Report: Payless could shutter up to 1,000 stores

Posted on February 13, 2017

Dive Brief:

  • Payless is working on a restructuring plan that could entail closing as many as 1,000 stores, Bloomberg reports. A Payless spokesperson declined to comment to Retail Dive on the report.
  • If the footwear retailer can’t come to new terms with its lenders, it may file for Chapter 11 bankruptcy protection, according to the report. The company has tapped law firm Kirkland & Ellis LLP to help explore its options in light of its $600 million debt load, Reuters first reported last month.
  • Payless last year had announced it would shutter some 500 stores as it planned a new brick-and-mortar strategy emphasizing its super-store format over its smaller mall-based stores.

Dive Insight:

Payless, founded in 1956 in Topeka, KS, disrupted shoe retail by introducing a no-frills, self-service approach that allowed for lower prices. The concept was a hit with customers, but it’s no longer a new one, as the old-fashioned shoe salesperson who measures feet is now relegated to department stores and some specialty stores.

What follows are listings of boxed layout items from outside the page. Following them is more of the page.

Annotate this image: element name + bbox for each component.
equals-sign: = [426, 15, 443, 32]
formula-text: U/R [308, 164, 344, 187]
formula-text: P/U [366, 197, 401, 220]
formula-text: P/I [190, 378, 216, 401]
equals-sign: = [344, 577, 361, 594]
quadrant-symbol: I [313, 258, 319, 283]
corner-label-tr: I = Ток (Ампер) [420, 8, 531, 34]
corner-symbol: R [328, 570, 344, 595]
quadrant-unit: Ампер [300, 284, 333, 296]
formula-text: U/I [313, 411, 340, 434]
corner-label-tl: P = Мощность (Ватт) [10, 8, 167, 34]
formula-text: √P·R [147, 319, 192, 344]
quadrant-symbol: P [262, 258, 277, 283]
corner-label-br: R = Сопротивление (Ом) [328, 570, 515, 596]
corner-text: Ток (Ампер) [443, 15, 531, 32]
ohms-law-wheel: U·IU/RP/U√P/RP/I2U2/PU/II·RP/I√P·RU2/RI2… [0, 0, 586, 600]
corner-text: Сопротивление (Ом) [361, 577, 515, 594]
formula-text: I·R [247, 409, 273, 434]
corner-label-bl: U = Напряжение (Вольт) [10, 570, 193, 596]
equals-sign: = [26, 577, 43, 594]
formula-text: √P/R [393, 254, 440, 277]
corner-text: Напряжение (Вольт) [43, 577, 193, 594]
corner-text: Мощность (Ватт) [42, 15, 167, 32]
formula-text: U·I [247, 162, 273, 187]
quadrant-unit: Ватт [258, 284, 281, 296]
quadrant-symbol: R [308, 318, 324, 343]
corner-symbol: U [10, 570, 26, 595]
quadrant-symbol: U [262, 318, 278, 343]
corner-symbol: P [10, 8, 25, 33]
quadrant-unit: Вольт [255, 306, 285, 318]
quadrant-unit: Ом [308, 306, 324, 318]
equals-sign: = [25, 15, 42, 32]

Payless is yet another victim of a debt-pile on from private equity owners. The retailer was bought three years ago by private equity firms Blum Capital and Golden Gate after they and footwear company Wolverine took its parent company (Collective Brands) private. Wolverine now runs the Sperry Top-Sider, Stride Rite and Keds brands as a result of that deal.

Bankrupt apparel retailers The Limited, Wet Seal and J. Crew have also stumbled under the debt loads heaped upon them by their respective private equity owners. “These poor apparel chains end up one way or another in the hands of private equity — and in the end, there’s no company, no stores, no employees, and the private equity made money,” Howard Davidowitz, chairman of New York City-based retail consulting and investment banking firm Davidowitz & Associates, told Retail Dive earlier this year. “Congratulations. That’s how it works.”

In January, Limited Stores owner Sun Capital told investors that despite the apparel chain’s closure, it made back its original $50 million 1.8 times over due to prior distributions and dividends, and will write down the remaining equity value of Limited Stores to zero.

Payless’s outstanding $520 million senior debt is quoted around 52 cents on the dollar, and its $145 million junior loan is quoted at some 16 cents on the dollar, sources told Reuters in January. Portions of those loans went to pay out a dividend to Blum Capital and Golden Gate, according to that report. Moody’s Investors Service in February cut the retailer’s rating and outlook, based on its declining performance and debt pressure.